Orson Welles was a highly respected filmmaker, but for years I didn't know that. When I was little, I knew him only as the guy on a Paul Masson commercial who said, "We will sell no wine before its time."
And I've been thinking about that catchphrase because of how it relates to my writing.
(Yes, I can relate practically anything to writing.)
One aspect of novel writing that has been extremely difficult for me to accept is the time required.
What I mean is that I’m not a person who can bang out a novel in a few weeks. My brain needs time to build a long story.
I can write nonfiction on short deadlines. But there’s something about the world-building, theme-building, and character development of a novel that dictates a slower pace. With nonfiction, the facts and circumstances already exist, and my challenge is to express them coherently and insightfully. But with fiction, I must create everything: the plot, the characters, the conflict.
It takes a long time to write a novel, time during which my daily progress is barely measurable. Some days, all I do is delete. Some days, all I do is think.

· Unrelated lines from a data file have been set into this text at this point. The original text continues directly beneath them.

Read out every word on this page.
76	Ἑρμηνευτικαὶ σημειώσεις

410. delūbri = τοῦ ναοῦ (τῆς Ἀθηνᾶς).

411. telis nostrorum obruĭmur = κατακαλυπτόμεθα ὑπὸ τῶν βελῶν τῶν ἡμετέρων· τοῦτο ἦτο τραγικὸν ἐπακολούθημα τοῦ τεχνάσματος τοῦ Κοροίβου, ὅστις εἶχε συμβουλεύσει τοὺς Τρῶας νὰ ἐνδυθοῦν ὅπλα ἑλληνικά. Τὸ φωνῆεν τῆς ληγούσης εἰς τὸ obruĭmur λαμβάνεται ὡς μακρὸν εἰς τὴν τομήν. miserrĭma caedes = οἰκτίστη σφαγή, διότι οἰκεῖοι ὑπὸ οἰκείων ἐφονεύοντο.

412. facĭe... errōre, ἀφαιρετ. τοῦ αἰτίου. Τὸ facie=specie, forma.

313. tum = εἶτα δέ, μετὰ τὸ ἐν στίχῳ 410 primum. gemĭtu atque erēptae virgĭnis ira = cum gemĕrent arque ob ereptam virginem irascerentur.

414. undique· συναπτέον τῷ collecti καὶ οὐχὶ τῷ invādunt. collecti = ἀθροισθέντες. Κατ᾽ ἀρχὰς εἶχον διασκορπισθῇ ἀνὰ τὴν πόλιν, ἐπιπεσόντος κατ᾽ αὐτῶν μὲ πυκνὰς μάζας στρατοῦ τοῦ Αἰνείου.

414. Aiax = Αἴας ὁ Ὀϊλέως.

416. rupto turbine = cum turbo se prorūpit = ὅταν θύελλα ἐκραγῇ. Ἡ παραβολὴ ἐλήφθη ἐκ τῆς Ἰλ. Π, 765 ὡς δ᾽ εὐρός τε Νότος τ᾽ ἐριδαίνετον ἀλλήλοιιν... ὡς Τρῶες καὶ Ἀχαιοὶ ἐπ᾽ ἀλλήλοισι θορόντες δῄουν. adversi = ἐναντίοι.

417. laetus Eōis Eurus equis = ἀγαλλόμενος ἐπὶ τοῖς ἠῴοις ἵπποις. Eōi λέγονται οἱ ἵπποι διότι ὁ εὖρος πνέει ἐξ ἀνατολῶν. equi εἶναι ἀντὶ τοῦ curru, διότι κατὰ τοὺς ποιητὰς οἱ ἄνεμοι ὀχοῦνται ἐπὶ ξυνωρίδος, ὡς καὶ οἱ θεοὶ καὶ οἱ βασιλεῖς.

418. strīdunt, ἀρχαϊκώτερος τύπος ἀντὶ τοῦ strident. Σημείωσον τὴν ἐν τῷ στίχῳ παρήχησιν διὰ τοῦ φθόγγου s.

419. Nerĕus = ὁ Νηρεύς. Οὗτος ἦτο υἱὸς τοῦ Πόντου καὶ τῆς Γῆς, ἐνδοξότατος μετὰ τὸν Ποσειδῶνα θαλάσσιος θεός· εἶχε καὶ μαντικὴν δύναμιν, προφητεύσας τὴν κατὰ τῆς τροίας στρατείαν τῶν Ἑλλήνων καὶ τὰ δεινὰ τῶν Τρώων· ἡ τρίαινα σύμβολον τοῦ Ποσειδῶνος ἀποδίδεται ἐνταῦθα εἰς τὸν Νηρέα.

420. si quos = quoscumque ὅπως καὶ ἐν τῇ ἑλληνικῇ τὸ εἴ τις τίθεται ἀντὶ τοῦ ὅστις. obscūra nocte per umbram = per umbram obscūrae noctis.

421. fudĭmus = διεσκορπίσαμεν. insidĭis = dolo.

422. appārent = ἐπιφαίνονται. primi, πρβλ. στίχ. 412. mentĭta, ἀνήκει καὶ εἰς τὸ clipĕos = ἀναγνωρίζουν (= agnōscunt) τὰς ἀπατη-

Many writers work more quickly than I do. Maybe even most writers. I have had to accept the fact that I am not one of them. I can put lots of words on paper (or a computer screen) in a short amount of time, but they aren’t good words. They aren’t worth reading. My attempts to wrest control from the muse and speed things up have been utter failures.
I wish this process weren’t so slow for me. Many times, my friend Kelly Ramsdell Fineman has answered my frustrated emails by reminding me, “It takes as long as it takes.” And so I’ve been working to accept it, to work within my pace, rather than fight it. Some days I’m more successful than others.
As Orson Welles might have said if he'd been speaking for me instead of Paul Masson, "We can write no book before its time."